As you probably already know, Apple has been collaborating with Standford Medicine for quite some time to conduct studies to improve the Apple Watch. More specifically, what it does is periodically send information related to the heartbeat, in order to be able to detect any type of irregularity in advance, and to be able to remedy it before it becomes serious.
Now, the thing is that they have been carrying out analyzes and studies for quite some time, and today has finally been when the results have been presented in New Orleans, having shared the most relevant through its website.
Apple shares the results of its study in collaboration with Standford Medicine
As we have been able to know, it seems that from Apple they have decided to share the results of his study in collaboration with Stanford Medicine, and, firstly, it is quite curious that have had more than 400.000 participants, making it according to Apple "the largest study of its kind".

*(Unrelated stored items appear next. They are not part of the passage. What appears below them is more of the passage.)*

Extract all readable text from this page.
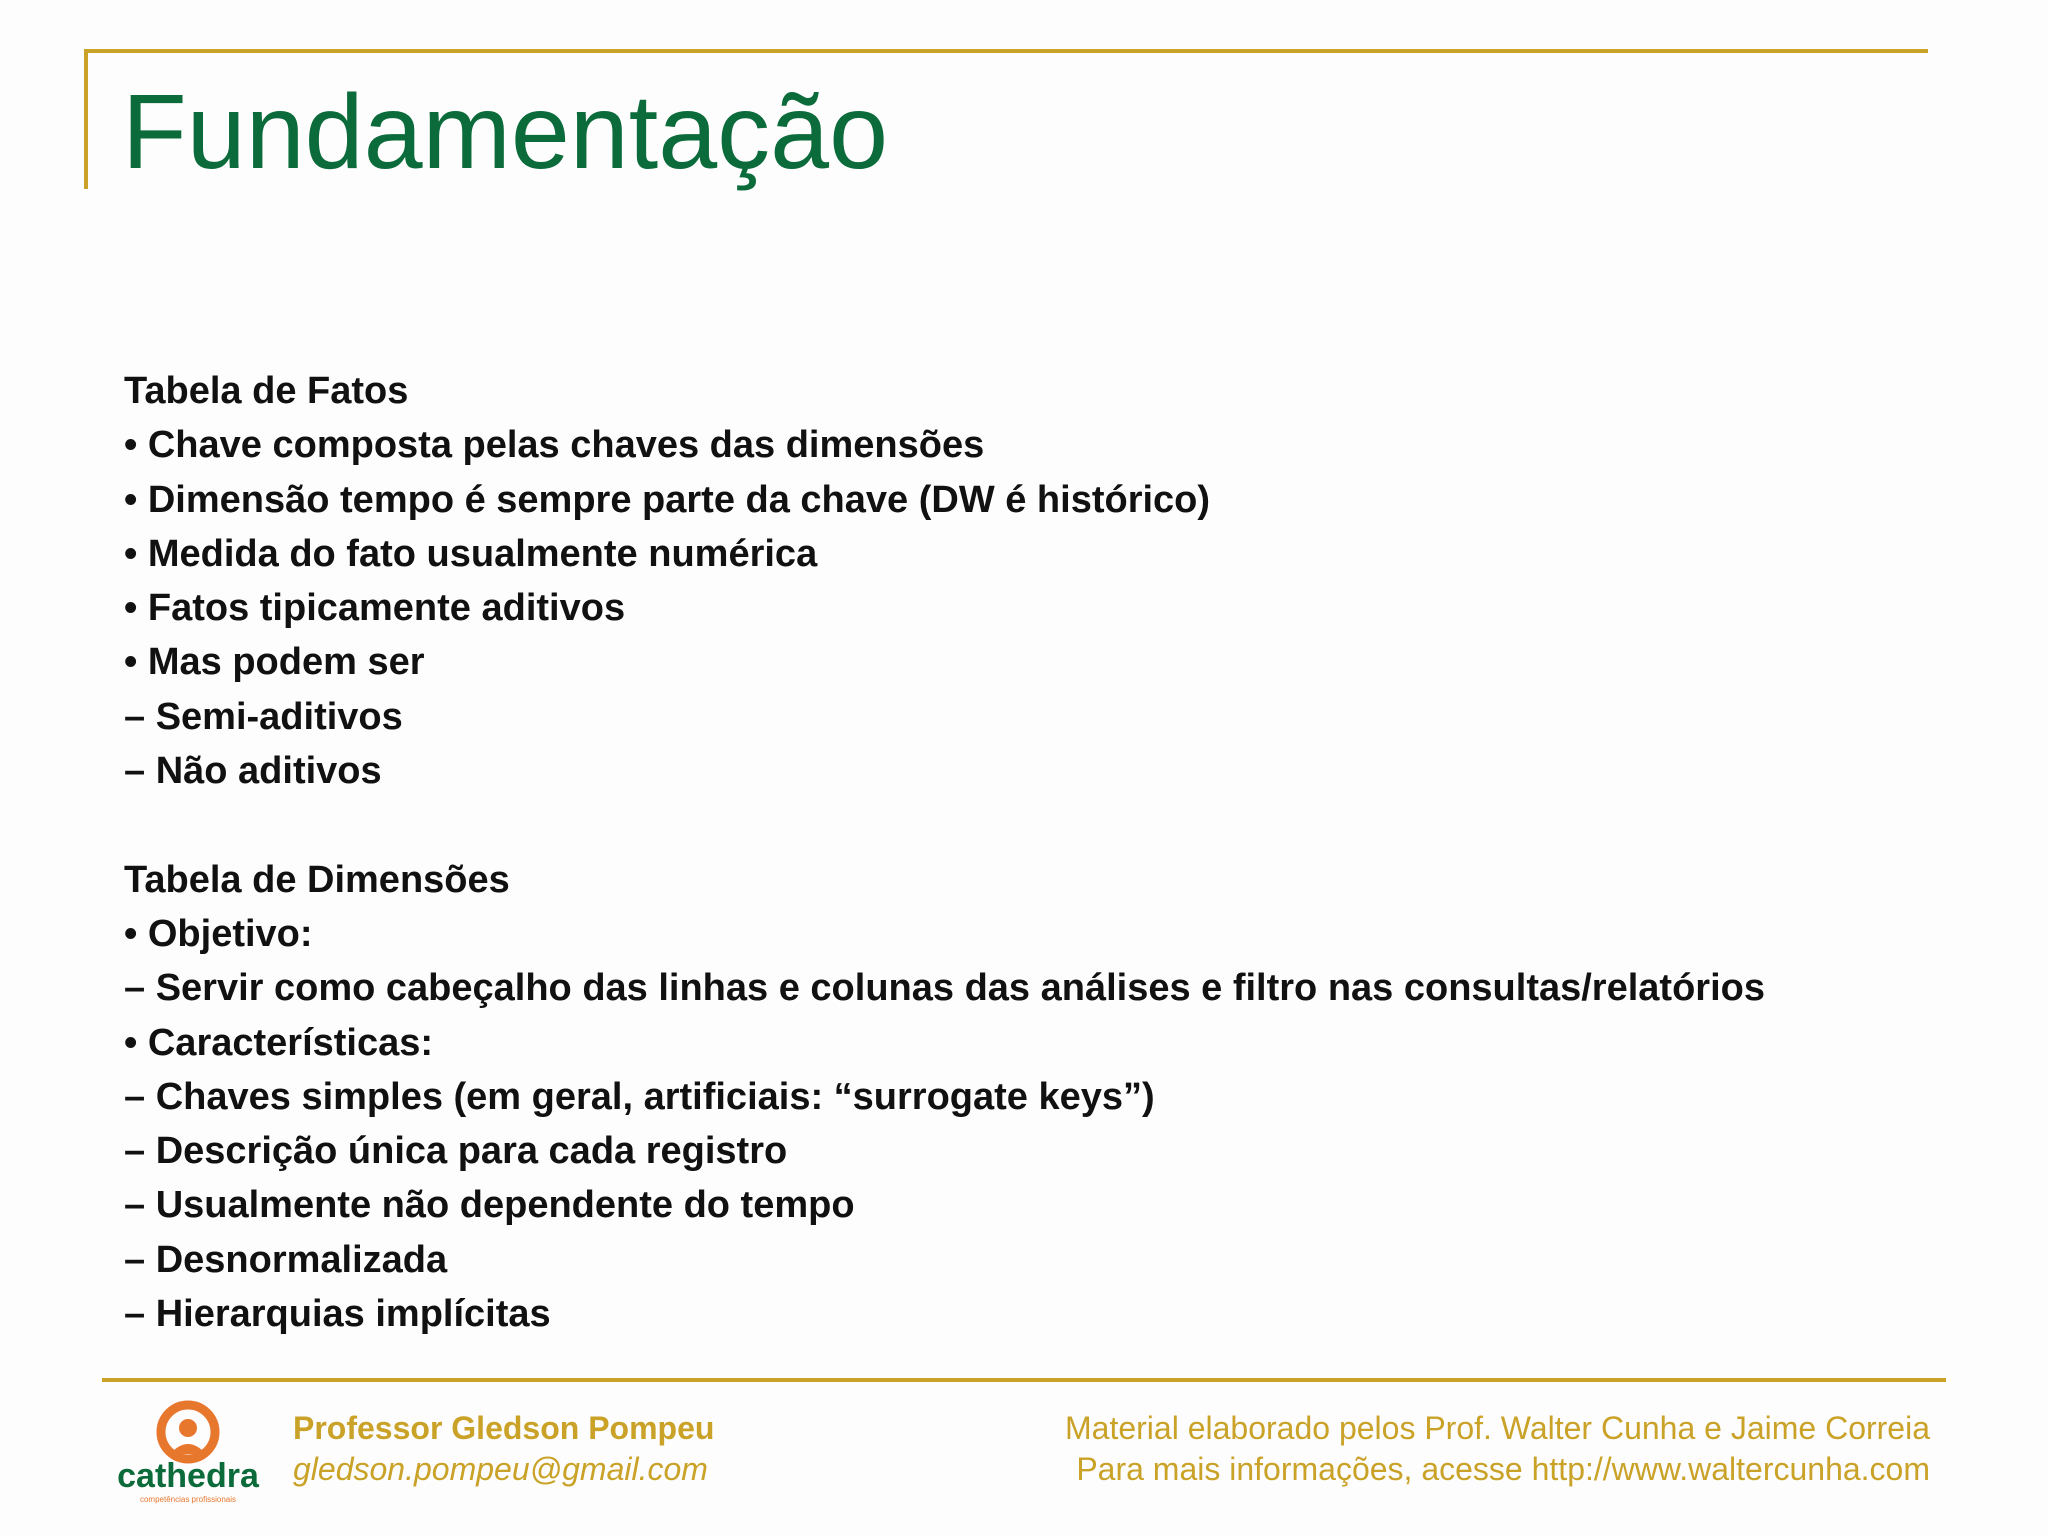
Fundamentação
Tabela de Fatos
• Chave composta pelas chaves das dimensões
• Dimensão tempo é sempre parte da chave (DW é histórico)
• Medida do fato usualmente numérica
• Fatos tipicamente aditivos
• Mas podem ser
– Semi-aditivos
– Não aditivos
Tabela de Dimensões
• Objetivo:
– Servir como cabeçalho das linhas e colunas das análises e filtro nas consultas/relatórios
• Características:
– Chaves simples (em geral, artificiais: “surrogate keys”)
– Descrição única para cada registro
– Usualmente não dependente do tempo
– Desnormalizada
– Hierarquias implícitas
cathedra
competências profissionais
Professor Gledson Pompeu
gledson.pompeu@gmail.com
Material elaborado pelos Prof. Walter Cunha e Jaime Correia
Para mais informações, acesse http://www.waltercunha.com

In this case, as the researchers have shared, it seems that, of all the participants, 0,5% had some type of heart-related problem, something that is quite good considering that from Apple they alerted the affected users of this problem, so that they could go directly to the nearest medical attention.
Stanford Medicine researchers presented their findings today at the 68th Annual Scientific Session and Expo of the American College of Cardiology. Study results showed that 0.5 percent of the more than 400,000 participants received an irregular heartbeat notification, illustrating the ability of the feature to give the user important health information without creating an unnecessary burden on the exercise program. your doctor.
On the other hand, we have also been able to see that both Apple's COO and the company's VP of Health are quite proud of what they have achieved, as they have shared in the press release in question:
"We are proud to be working with Stanford Medicine as they conduct this important research and we look forward to learning more about the impact of Apple Watch on the medical community," said Jeff Williams, Apple's Chief Operating Officer. "We hope that consumers continue to get actionable and useful information about their heart health through Apple Watch."
"As physicians, we are always trying to find ways to provide patients with health information that is meaningful to them for individualized care," said Sumbul Desai, MD, Apple's vice president of Health. "Seeing that medical research reflects what we are hearing from consumers is positive and we are excited to see Apple Watch helping more consumers in the future as we collaborate with the medical community to further research."